Disruption of Spatial Proximities among Charged Groups in Equilibrium-Denatured States of Proteins Tracked Using Protein Charge Transfer Spectra.

Abstract

The absorption and luminescence originating from protein charge transfer spectra (ProCharTS) depend on the proximity between multiple charged groups in a protein. This makes ProCharTS absorbance/luminescence intensity a sensitive probe for detecting changes in the protein structure, which alter the proximity among charged groups in the protein. In this work, ProCharTS absorbance of charge-rich proteins like human serum albumin (HSA), α3C, and α3W was used to monitor structural changes upon chemical denaturant-induced protein unfolding under equilibrium conditions. The denaturation midpoints were estimated using nonlinear regression analysis. For HSA, absorbance at 325 and 340 nm estimated the GdnHCl-induced denaturation midpoints to be 0.80 and 0.61 M, respectively. A similar analysis of α3C and α3W ProCharTS absorbance yielded denaturation midpoints of 0.88 and 0.86 M at 325 nm and 0.96 and 0.66 M at 340 nm, respectively. A previously reported molten globule-like state in the GdnHCl-induced HSA unfolding pathway was detected by the increase in HSA ProCharTS absorbance at 0.5 M GdnHCl.

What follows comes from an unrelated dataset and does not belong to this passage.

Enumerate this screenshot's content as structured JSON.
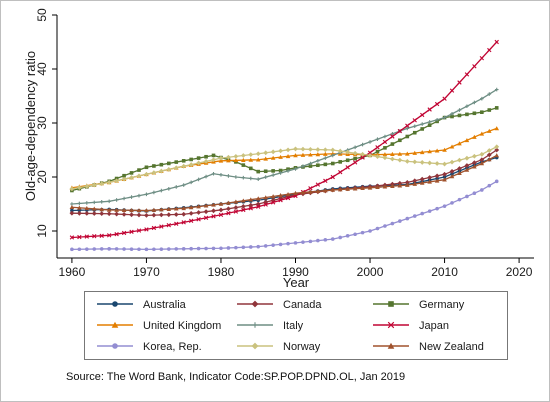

To validate the above results, protein unfolding was additionally monitored using conventional methods like circular dichroism (CD), Trp, and dansyl fluorescence. Our results suggest that disruption of charged amino acid sidechain contacts as revealed by ProCharTS occurs at lower denaturant concentrations compared to the loss of secondary/folded structure monitored by CD and fluorescence. Further, HSA ProCharTS absorbance at 315-340 nm revealed that tertiary contacts among charged residues were disrupted at lower GdnHCl concentrations compared to sequence adjacent contacts. Our data underscore the utility of ProCharTS as a novel label-free tool to track unfolding in charge-rich proteins.